Well then was it immoral for candidate Barack Obama to have advocated immediately bugging out of Iraq during the campaign? Was it still immoral when he slightly modified his position to put us on a fixed 16 month time-frame, which would be nearing an end by now? Ricks accepts that now it is right for the U.S. to remain in Iraq in order to prevent regional conflict, but then one wonders why he was not excoriating candidate Obama (and Clinton for that matter) who vehemently opposed this very approach.

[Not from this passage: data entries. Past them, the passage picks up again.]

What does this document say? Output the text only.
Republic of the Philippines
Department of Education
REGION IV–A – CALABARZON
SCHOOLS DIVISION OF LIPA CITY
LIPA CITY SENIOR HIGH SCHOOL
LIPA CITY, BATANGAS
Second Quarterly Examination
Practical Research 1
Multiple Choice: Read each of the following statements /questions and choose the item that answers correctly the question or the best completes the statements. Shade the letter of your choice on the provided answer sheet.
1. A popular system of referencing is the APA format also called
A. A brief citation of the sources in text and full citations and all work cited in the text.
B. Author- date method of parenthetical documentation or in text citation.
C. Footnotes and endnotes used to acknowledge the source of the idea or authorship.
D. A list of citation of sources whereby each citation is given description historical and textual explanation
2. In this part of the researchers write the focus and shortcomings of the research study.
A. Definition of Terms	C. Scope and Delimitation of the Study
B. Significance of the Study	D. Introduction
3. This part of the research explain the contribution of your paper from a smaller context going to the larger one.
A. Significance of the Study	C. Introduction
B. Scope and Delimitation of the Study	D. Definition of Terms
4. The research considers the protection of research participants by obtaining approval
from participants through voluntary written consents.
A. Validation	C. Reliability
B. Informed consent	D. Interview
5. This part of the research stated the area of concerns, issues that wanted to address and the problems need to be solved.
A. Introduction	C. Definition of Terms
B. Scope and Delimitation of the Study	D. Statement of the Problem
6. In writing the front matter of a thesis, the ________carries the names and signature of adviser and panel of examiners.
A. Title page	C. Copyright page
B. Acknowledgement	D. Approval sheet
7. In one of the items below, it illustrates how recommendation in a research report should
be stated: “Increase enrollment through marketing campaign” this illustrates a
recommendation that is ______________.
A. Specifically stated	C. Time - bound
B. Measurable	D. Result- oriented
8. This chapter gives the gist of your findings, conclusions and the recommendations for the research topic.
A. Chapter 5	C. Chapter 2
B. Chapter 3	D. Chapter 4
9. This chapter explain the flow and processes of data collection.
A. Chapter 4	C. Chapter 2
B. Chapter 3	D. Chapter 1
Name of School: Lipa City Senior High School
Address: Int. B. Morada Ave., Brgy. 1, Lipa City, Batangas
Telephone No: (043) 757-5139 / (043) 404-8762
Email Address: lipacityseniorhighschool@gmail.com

This critique, of course, applies to much of the left punditocracy which vilified George W. Bush and John McCain for the “endless commitment” to Iraq. That President Obama has adopted almost entirely the approach advocated by his presidential opponent (minus the rhetoric) perhaps creates too much cognitive dissonance for them. Those who supported the surge are delighted and readily credit the president for continuing the Bush Iraq policy (in the words of his nominee Chris Hill, “I just don’t want to screw it up”) – and committing himself to success in Afghanistan as well. Perhaps the Left will throw in the towel (rather than reply with ad hominem slurs) and concede that President Obama is right and candidate Obama was wrong. Maybe not the “biggest mistake in the history of American foreign policy” — but following candidate Obama’s advice would have come close.